Ruido de descompresión de la caldera de la máquina, chorros de vapor que impregnaban hasta envolver en una niebla espesa a viajeros y a los mozos que cansinamente con un martillo de largo mango golpeaban las ruedas del tren para (por el sonido) percibir si había algún problema en ellas; horas de letargo y duermevela; todo era como un decorado que se repetía en las estaciones y que terminaba con el silbato del “factor de circulación” que con su gorra de reborde laureado y banderín rojo determinaba el comienzo de volver a acelerar la maquina con sus resoplidos hasta alcanzar la velocidad deseada, o permitida conforme al trazado de la vía.

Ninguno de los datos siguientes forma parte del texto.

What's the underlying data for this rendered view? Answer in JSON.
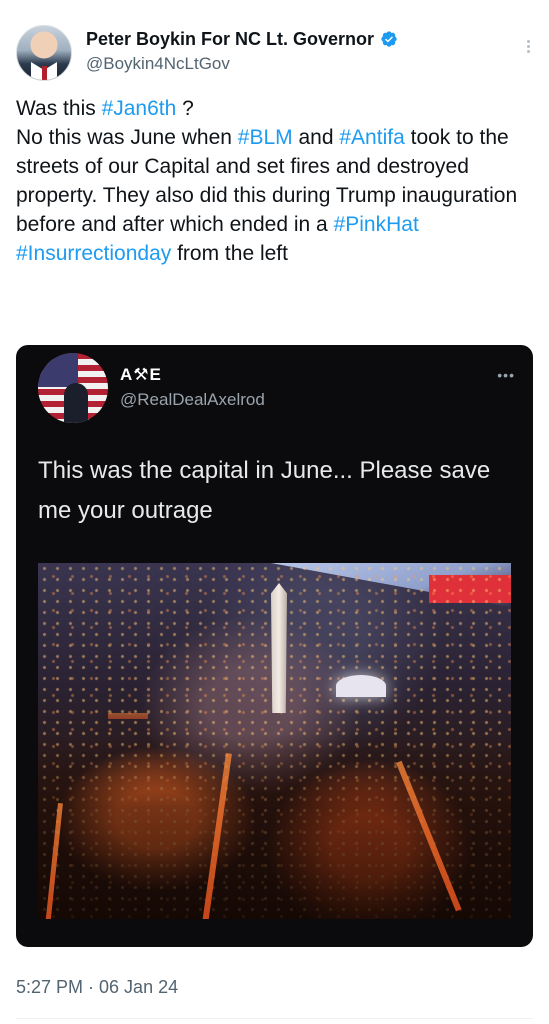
{
  "tweet": {
    "author_name": "Peter Boykin For NC Lt. Governor",
    "author_handle": "@Boykin4NcLtGov",
    "verified_icon": "verified-badge-icon",
    "more_icon": "more-options-icon",
    "text": {
      "line1_a": "Was this ",
      "tag_jan6": "#Jan6th",
      "line1_b": " ?",
      "line2_a": "No this was June when ",
      "tag_blm": "#BLM",
      "line2_b": " and ",
      "tag_antifa": "#Antifa",
      "line3": "took to the streets of our Capital and set fires and destroyed property. They also did this during Trump inauguration before and after which ended in a ",
      "tag_pinkhat": "#PinkHat",
      "space": " ",
      "tag_insurrection": "#Insurrectionday",
      "line_end": " from the left"
    },
    "timestamp": "5:27 PM · 06 Jan 24"
  },
  "embedded": {
    "author_name": "A⚒E",
    "author_handle": "@RealDealAxelrod",
    "more_icon": "more-options-icon",
    "text": "This was the capital in June...  Please save me your outrage",
    "photo_icon": "capital-night-fire-photo"
  },
  "colors": {
    "link": "#1d9bf0",
    "verified": "#1d9bf0",
    "embed_bg": "#0b0b0d"
  }
}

Entonces las estaciones estaban más lejos unas de otras, los kilómetros parecían ser más largos entonces que ahora y el tren tardaba más en recorrerlos ; era lo mejor, era realmente bello poder viajar en aquellos vagones que se dividían en clase primera, segunda y tercera, en los que podía suceder de todo; los trenes eran como una gran calle con trasiego de gentes que iban y venían, un desorden acumulado y casi necesario.
Las ventanillas son pantallas de cine en movimiento que van troceando el paisaje y componiendo las viñetas del inmenso cómic que es un viaje en tren. El tren ha servido para tender puentes entre las personas y los pueblos; el tren está en la vida de todos y aunque los tiempos dieron paso a los coches, al avión o a los barcos, nada podrá sustituir a la legendaria llamada: ¡Viajeros, al tren! para que aflore la nostalgia y el placer de viajar.